To illustrate these concepts, we will use an example from Bland & Altman’s 1999 paper. This example measures plasma volume expressed as a percentage of normal using two alternative sets of normal values from Nadler and Hurley.
The difference plot shows an obvious systematic difference between the methods as all the differences are above the line of equality (zero). There is also a clear relationship between the difference and the mean, with the difference increasing as plasma volume rises. The limits of agreement appear rather wide at low values and too narrow at higher values.

When the differences are related to magnitude, it is best to try to eliminate the relationship using a transformation. Because it has a clear interpretation, logarithmic transformation is often used to remove the effect of differences increasing with magnitude. (The difference between the logarithms of two values is equivalent to the ratio of the two values.)
Other transformations, such as square root or reciprocal, cannot be clearly interpreted and are best avoided. However, rather than use a logarithmic transformation, it is usually easier to use the ratio of the measurements or the difference expressed as a percentage of the mean.
The difference plot shows the ratio of the measurements with the points now forming a constant-width band across the measuring interval.

The mean ratio estimate is 1.10, which indicates that the Nadler method measures an average of 10% higher than the Hurley method. The limits of agreement indicate that the Nadler method may measure between ~6% to ~15% above the Hurley method for 95% of measurements.

Sometimes, a transformation does not solve the problem of a relationship between the differences and magnitude. For example, this could occur when differences are negative for low values and positive for high values.
To illustrate these concepts, we will use another example from Bland & Altman’s 1999 paper. In this example, the fat content of human milk was measured by enzymic procedures for the determination of triglycerides and using the standard Gerber method.
The difference plot shows the average bias estimated using a linear regression. The limits of agreement are estimated using the residual standard deviation from the regression.

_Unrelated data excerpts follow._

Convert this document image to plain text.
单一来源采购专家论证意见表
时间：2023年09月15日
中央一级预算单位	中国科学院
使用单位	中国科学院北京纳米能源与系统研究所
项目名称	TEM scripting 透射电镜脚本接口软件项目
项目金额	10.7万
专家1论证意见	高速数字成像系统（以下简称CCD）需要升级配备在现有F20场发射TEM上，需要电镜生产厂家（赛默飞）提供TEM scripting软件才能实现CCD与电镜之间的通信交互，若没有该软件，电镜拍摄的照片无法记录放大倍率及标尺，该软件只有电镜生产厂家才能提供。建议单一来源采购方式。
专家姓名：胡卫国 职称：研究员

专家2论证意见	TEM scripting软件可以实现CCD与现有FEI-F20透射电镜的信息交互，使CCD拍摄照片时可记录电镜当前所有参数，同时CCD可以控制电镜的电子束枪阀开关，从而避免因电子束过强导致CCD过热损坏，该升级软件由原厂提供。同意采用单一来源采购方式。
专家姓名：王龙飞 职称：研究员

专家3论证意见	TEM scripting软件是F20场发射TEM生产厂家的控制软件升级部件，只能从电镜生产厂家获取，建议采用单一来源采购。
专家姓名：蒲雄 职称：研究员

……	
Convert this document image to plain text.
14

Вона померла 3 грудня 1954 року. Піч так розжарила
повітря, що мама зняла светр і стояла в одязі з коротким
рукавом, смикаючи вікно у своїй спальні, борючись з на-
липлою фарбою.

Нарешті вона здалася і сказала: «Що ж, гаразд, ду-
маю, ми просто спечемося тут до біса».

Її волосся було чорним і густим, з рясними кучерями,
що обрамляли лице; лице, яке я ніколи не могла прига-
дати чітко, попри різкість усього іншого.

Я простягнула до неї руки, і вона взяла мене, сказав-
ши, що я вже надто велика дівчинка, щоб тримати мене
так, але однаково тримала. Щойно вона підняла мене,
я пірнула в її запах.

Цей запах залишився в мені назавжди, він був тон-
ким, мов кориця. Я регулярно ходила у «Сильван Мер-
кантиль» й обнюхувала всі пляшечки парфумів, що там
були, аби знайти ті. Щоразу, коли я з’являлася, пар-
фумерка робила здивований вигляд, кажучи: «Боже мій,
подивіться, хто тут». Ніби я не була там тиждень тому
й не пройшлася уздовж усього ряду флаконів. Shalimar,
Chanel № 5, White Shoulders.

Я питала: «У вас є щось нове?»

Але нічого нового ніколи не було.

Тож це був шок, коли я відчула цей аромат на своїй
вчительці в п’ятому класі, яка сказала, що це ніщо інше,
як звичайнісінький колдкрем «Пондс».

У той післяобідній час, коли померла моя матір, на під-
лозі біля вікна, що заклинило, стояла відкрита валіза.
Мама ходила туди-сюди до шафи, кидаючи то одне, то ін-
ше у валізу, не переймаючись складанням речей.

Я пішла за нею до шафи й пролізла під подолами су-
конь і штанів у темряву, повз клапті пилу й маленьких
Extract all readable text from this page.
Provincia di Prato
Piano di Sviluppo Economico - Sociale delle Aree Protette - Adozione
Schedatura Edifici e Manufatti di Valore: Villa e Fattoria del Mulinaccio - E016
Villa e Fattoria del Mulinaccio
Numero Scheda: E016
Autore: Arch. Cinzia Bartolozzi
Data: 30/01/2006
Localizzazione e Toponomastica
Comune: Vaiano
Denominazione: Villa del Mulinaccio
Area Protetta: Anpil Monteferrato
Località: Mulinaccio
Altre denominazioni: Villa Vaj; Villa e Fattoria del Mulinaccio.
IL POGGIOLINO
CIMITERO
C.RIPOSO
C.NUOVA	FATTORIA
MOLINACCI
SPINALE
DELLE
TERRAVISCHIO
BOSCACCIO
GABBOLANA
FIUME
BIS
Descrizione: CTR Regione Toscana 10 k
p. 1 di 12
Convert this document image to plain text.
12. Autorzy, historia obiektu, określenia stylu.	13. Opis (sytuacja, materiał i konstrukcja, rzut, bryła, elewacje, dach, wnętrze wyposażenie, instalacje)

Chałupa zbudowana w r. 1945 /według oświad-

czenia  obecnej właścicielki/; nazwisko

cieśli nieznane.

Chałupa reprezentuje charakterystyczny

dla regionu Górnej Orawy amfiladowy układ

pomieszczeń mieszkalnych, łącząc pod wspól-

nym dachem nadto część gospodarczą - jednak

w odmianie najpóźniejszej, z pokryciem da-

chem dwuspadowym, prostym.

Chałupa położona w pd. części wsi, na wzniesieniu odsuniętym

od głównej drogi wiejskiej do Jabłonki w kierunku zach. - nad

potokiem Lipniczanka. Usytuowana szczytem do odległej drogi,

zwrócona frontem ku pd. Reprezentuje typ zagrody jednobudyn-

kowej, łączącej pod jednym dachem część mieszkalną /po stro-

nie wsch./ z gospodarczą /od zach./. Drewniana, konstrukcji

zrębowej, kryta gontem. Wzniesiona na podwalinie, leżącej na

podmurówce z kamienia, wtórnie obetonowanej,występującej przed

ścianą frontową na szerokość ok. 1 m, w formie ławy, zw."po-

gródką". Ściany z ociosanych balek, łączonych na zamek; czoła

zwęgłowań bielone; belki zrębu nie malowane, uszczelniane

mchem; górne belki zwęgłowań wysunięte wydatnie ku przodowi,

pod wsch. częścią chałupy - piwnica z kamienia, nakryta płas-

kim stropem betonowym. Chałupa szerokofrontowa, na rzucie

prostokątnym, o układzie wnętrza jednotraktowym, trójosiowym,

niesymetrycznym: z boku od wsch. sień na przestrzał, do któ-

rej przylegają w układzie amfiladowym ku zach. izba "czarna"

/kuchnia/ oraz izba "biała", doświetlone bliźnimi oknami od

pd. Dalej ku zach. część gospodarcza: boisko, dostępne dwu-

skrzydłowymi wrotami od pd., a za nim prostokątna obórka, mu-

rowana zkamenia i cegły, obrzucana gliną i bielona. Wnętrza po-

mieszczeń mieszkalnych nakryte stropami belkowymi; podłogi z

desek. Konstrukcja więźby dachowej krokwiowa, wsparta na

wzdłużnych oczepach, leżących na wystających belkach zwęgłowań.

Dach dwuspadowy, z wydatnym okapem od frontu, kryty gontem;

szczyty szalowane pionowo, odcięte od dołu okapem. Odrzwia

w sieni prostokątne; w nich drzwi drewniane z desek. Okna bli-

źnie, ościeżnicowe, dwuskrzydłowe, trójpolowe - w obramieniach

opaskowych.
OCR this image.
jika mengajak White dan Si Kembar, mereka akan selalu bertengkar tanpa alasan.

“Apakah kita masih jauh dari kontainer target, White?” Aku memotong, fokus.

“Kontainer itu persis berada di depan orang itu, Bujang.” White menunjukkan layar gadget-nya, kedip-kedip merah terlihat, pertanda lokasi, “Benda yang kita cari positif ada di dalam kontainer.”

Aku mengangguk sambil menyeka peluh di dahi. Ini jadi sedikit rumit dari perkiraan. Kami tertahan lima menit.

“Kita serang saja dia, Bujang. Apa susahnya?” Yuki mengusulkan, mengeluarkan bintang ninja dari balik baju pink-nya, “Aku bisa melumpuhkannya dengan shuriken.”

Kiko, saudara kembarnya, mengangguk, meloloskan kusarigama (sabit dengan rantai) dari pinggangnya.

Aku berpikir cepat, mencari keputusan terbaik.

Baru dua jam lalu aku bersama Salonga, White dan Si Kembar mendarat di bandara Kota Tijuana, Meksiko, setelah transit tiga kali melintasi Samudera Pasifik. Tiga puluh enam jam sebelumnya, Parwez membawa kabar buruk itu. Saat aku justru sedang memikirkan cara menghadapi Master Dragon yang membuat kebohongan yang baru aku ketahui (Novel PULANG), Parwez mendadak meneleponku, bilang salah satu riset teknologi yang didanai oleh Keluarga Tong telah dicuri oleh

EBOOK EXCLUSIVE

The p-value of the slope term is significant (p < 0.05) and confirms that the average difference is related to the magnitude.

If we suspect that the variability of the differences is also related to the mean, we could model the SD using the residuals from the fit.
An assumption of the Bland-Altman limits of agreement is that the differences (or residuals, when fitting a regression) are normally distributed. In many cases, there will not be a big impact on the limits of agreement when the distribution of the differences is not normal. However, there may be cases where it is preferable to estimate the limits using a nonparametric method.
A histogram of the differences is useful for assessing the assumption of normality. If the distribution is skewed or has very long tails, the assumption of normality may not be valid.
To illustrate these concepts, we will use another example from Bland & Altman’s 1999 paper. This example shows the differences in systolic blood pressure measurements by a device and those by sphygmomanometer.
The difference plot shows the limits of agreement estimated using the 2.5th and 97.5th percentiles and the average bias estimated as the median of the differences.


The limits of agreement estimated by the nonparametric method are wider than the limits estimated using the parametric method. Roughly 2.5% of the observations are above, with a similar percentage below the limits of agreement. In contrast, the narrower parametric-based limits of agreement show all observations outside the lower limits of agreement and none above the upper limit.